Oui, c’est un sujet qui reste souvent tabou.
Le spectacle semble être un mélange de rire et de larmes. Comment les spectateurs réagissent-ils ?
C’est toujours difficile de juger à l’avance, mais cela ouvre le dialogue sur la santé mentale.
C’est un miracle qu’elle s’en soit sortie. Son parcours est une leçon d’humilité et de résilience.
Vraiment, son histoire donne de l’espoir.
Un spectacle qui doit être puissant émotionnellement. Bravo à Constance pour son courage.
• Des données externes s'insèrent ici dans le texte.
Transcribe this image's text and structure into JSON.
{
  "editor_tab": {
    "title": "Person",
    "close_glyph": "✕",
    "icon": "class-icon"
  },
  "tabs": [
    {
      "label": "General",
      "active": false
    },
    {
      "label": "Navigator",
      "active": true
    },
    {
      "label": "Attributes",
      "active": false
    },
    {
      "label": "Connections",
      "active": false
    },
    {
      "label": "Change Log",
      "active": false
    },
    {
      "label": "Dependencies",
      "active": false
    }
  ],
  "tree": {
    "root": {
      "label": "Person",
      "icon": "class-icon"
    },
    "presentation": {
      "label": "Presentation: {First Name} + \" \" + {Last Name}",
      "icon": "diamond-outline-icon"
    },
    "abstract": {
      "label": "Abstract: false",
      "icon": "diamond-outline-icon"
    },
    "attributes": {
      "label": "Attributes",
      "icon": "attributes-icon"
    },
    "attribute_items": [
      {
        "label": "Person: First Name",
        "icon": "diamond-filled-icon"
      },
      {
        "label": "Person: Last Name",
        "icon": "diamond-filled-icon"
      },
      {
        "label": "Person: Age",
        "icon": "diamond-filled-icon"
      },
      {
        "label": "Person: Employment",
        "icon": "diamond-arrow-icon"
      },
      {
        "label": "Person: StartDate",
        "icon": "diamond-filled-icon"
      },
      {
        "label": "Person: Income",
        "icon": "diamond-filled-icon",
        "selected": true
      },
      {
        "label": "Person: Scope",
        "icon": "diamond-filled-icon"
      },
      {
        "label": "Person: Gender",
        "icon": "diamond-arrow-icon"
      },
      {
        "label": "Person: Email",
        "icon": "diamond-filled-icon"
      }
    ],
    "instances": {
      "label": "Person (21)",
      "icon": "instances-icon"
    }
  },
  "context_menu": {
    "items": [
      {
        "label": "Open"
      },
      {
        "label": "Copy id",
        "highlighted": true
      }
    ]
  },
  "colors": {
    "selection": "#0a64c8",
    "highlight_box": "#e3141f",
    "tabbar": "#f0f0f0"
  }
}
Oui, parler de santé mentale sur scène, c’est vraiment audacieux.
Travailler sans cesse jusqu’à l’épuisement, c’est un problème récurrent dans le milieu artistique.
Exact, la pression est énorme pour garder sa place.
Comment gérer la bipolarité dans un métier aussi exigeant que le spectacle ? Constance a-il trouvé des méthodes pour concilier les deux ?
C’est une question importante, son témoignage pourrait aider d’autres artistes.
C’est touchant de voir comment Constance parvient à transformer son expérience difficile en spectacle. Un témoignage courageux qui mérite d’être entendu.
Tout à fait d’accord, son honnêteté est inspirante.
Cela montre aussi le manque de soutien dans le milieu artistique parfois.